Zuo Cheng stood in front of the whiteboard. "Option C isn't the answer to a multiple-choice question. It's a job description. The goal is to eliminate the need for multiple-choice questions for humanity." He wrote four words on the whiteboard: Lord of the Web. Two numbers were written at either end of the arrow: 5 and 9. Below the arrow were three keywords: Pioneer, Sixth Node, Titan.
He put down his pen. His expression wasn't one of excitement, but of calm. The kind of calm that comes after calculating all the variables.
At the same second, the system panel popped up. The entire solar system node map was updated. The remaining four outer solar system nodes—Titan, Triton, and the three asteroids in the Kuiper Belt—all went from dormant to ready. The energy index rose slightly. Not awakening. It was being noticed.
The web responded. It didn't speak. It just flashed a light quietly. Like that night Chen Xinghe wrote about in his diary, like that flickering light deep in the Sahara.
Two lines of new text appeared in the corner of the panel. The ultimate quest chain for the Webmaster Master has been generated. The objective is to activate all nine nodes autonomously. Current progress: 5/9.
Below is a line of almost invisible small print: Tenth branch sprouting progress, 3%.

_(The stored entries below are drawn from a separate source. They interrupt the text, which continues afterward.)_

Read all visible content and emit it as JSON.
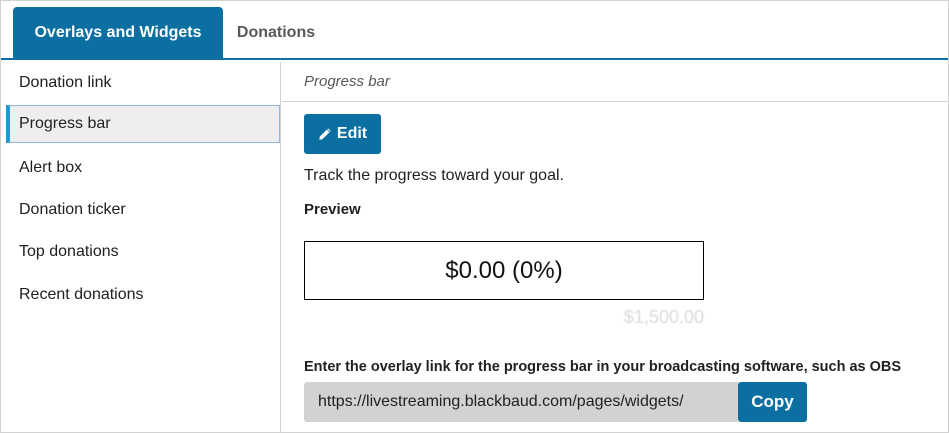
{
  "tabs": [
    {
      "label": "Overlays and Widgets",
      "active": true
    },
    {
      "label": "Donations",
      "active": false
    }
  ],
  "sidebar": {
    "items": [
      {
        "label": "Donation link",
        "active": false
      },
      {
        "label": "Progress bar",
        "active": true
      },
      {
        "label": "Alert box",
        "active": false
      },
      {
        "label": "Donation ticker",
        "active": false
      },
      {
        "label": "Top donations",
        "active": false
      },
      {
        "label": "Recent donations",
        "active": false
      }
    ]
  },
  "main": {
    "section_title": "Progress bar",
    "edit_label": "Edit",
    "edit_icon": "pencil-icon",
    "description": "Track the progress toward your goal.",
    "preview_label": "Preview",
    "progress_text": "$0.00 (0%)",
    "progress_percent": 0,
    "goal_text": "$1,500.00",
    "overlay_label": "Enter the overlay link for the progress bar in your broadcasting software, such as OBS",
    "overlay_url": "https://livestreaming.blackbaud.com/pages/widgets/",
    "copy_label": "Copy"
  },
  "colors": {
    "accent": "#0b6fa1",
    "sidebar_active_bar": "#1a9ad6",
    "field_bg": "#d2d2d2"
  }
}
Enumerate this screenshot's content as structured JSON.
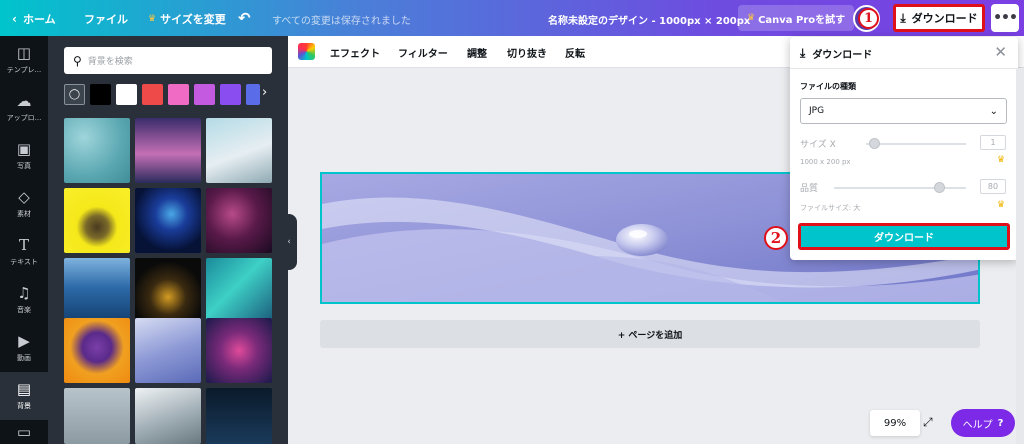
{
  "topbar": {
    "home": "ホーム",
    "file": "ファイル",
    "resize": "サイズを変更",
    "saved": "すべての変更は保存されました",
    "title": "名称未設定のデザイン - 1000px × 200px",
    "pro": "Canva Proを試す",
    "avatar": "R",
    "download": "ダウンロード",
    "more": "•••"
  },
  "badges": {
    "one": "1",
    "two": "2"
  },
  "rail": [
    {
      "label": "テンプレ...",
      "icon": "template-icon"
    },
    {
      "label": "アップロ...",
      "icon": "upload-icon"
    },
    {
      "label": "写真",
      "icon": "photo-icon"
    },
    {
      "label": "素材",
      "icon": "elements-icon"
    },
    {
      "label": "テキスト",
      "icon": "text-icon"
    },
    {
      "label": "音楽",
      "icon": "music-icon"
    },
    {
      "label": "動画",
      "icon": "video-icon"
    },
    {
      "label": "背景",
      "icon": "background-icon"
    }
  ],
  "panel": {
    "search_placeholder": "背景を検索",
    "swatches": [
      "#000000",
      "#ffffff",
      "#ef4a4a",
      "#f06bc4",
      "#c45ae0",
      "#8a4ef0",
      "#5a6ce8"
    ]
  },
  "toolbar": {
    "effects": "エフェクト",
    "filter": "フィルター",
    "adjust": "調整",
    "crop": "切り抜き",
    "flip": "反転",
    "info": "i"
  },
  "canvas": {
    "add_page": "+ ページを追加"
  },
  "download_panel": {
    "title": "ダウンロード",
    "file_type_label": "ファイルの種類",
    "file_type_value": "JPG",
    "size_label": "サイズ X",
    "size_value": "1",
    "size_note": "1000 x 200 px",
    "quality_label": "品質",
    "quality_value": "80",
    "file_size_note": "ファイルサイズ: 大",
    "button": "ダウンロード"
  },
  "zoom": "99%",
  "help": {
    "label": "ヘルプ",
    "mark": "?"
  }
}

At four in the morning, Zuo Cheng sat alone in front of the Origin Archives. He entered all five layers of the Sentinel Protocol, adding a summary at the end: The Founders waited for four billion years not for an answer, but for a successor. They left their things in nine nodes, scattered deep within the solar system. We don't need options. We just need to build a ship.
He turned off the screen and walked to the window. In the Hangzhou night sky, satellites of the celestial constellations streaked across the heavens one after another. The countdown timer in the corner of the system screen continued to tick. One year and one hundred and twelve days.
Option C is not under the ice of Europa. Option C is here. Among the seven people on this floor. In a spaceship that hasn't even started construction yet. In a nascent 3%.